Zelf heb ik de catechismus al geleerd op de zondagsschool. Mijn vader had als predikant van onze kleine gemeente zelf de oudste groep en hij leerde ons de eerste twaalf zondagen van de Heidelberger. Wij vonden het een eer om ze met het kerstfeest op te zeggen. Dat krijg je bij pubers nooit meer voor elkaar.
In de Nederlandse vluchtelingengemeente in Londen deden jongeren van veertien jaar geloofsbelijdenis. Elke zondagmiddag was er een jeugddienst, waarin de catechismus door de jongeren werd gedeclameerd en uitgelegd na een korte preek. Zo zijn de leerdienst en de catechismuspreek ontstaan.
Twee keer per jaar was er een speciale dienst voor de kleinste kinderen. Zij moesten de Tien Geboden, de Apostolische Geloofsbelijdenis en het Onze Vader opzeggen. Zo waren kinderen en jongeren actief betrokken in de eredienst en leerden zij het geloof kennen, beamen en belijden. Dat het geen zaak van het verstand alleen was, blijkt wel uit het dankgebed na de leer van de catechismus. Daar wordt gebeden of God Zijn genade in de kinderen wil vermeerderen en hen in Christus wil laten groeien.
Het is niet gezegd dat het precies zo moet als in de zestiende eeuw, maar catechismuspreken zijn in reformatorische kring doorgaans niet echt afgestemd op de jongeren. Dat kan en moet anders.
Twitteren
Niet iedereen zal even gelukkig zijn met de Twittechismus, een initiatief in het kader van Refo500 om de tekst van de Heidelbergse Catechismus op te splitsen in twitterberichten. Toch is het de moeite waard om de weerstand even te onderdrukken. De teksten zijn namelijk verrassend helder doordat het zinnetjes van maximaal 140 tekens moeten zijn. „Kan ik mijn schuld niet op ’n ander afschuiven? Helaas! God wil het (terecht) niet, en elke ander mist draagkracht. Een Ander is nodig.” Dat is in ieder geval een taal die jongeren verstaan.
Het blijft raadselachtig waarom het RMU-congres niet door kon gaan. Aan de beoogde sprekers kan het niet gelegen hebben. Frans van Hartingsveldt, directeur van de Jacobus Fruytier Scholengemeenschap te Apeldoorn en Kars Veling, directeur van de Johan de Witt Scholengroep in Den Haag hebben echt wel iets te melden.

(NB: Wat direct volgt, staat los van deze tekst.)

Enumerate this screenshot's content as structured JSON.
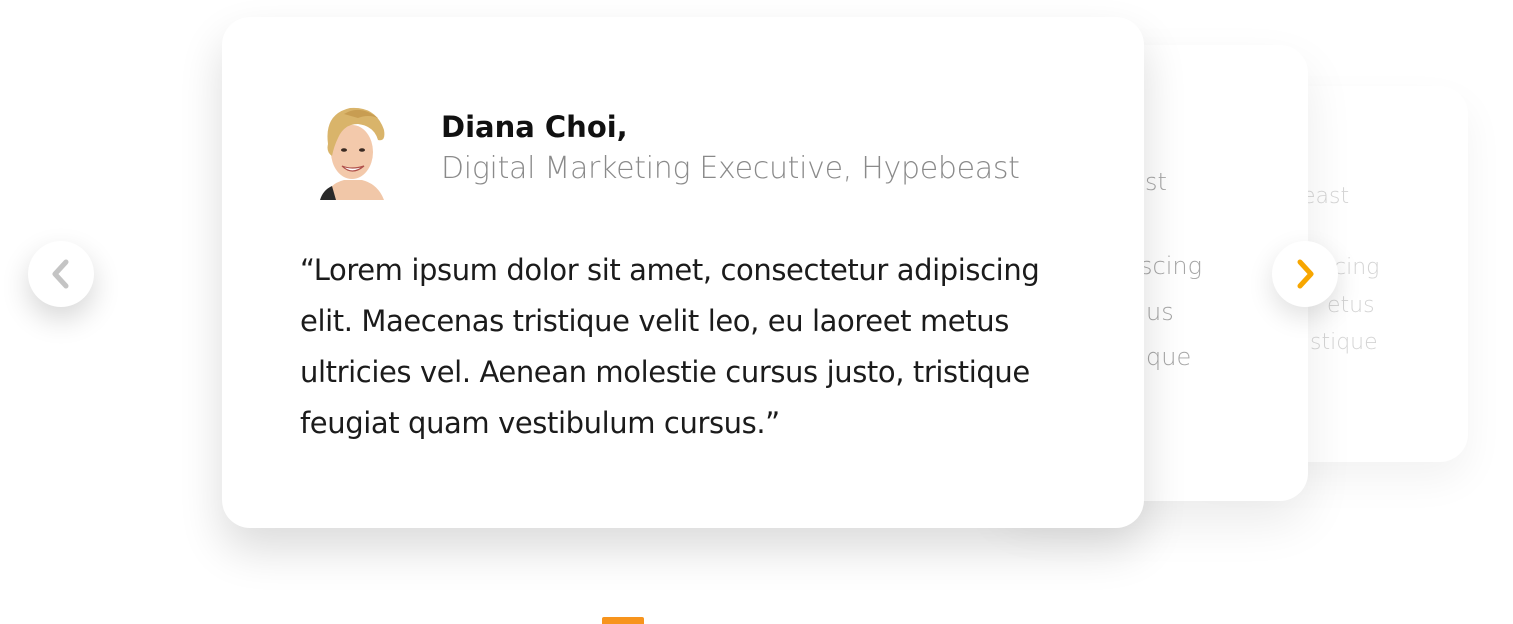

Natuurlijk is er ook een overaanbod aan conferenties. Bovendien versterken die bijeenkomsten vaak het gevoel van machteloosheid, omdat de problemen worden geanalyseerd zonder dat de oplossing een stap dichterbij komt. Misschien confronteert de Googlegeneratie de docenten te veel met hun eigen verlegenheid. Het is heel verleidelijk om de andere kant op te kijken. Hopelijk komt er nog een herkansing. Laat de leerlingen zelf vertellen wat hun vragen zijn en hun docenten inwijden in de jeugdcultuur. Dat wordt een spannend gesprek. Misschien kunnen leerlingen en docenten elkaar helpen om in een grenzeloze wereld het kompas van Gods Woord te hanteren.
Dan blijft de horizon in beeld. De Morgenster kondigt een nieuwe dag aan. Jongeren en ouderen mogen samen op wacht staan. Zij hebben elkaar nodig.
Als de ouden durven te dromen, zullen de jongeren visioenen zien. Het is Pinksteren geweest.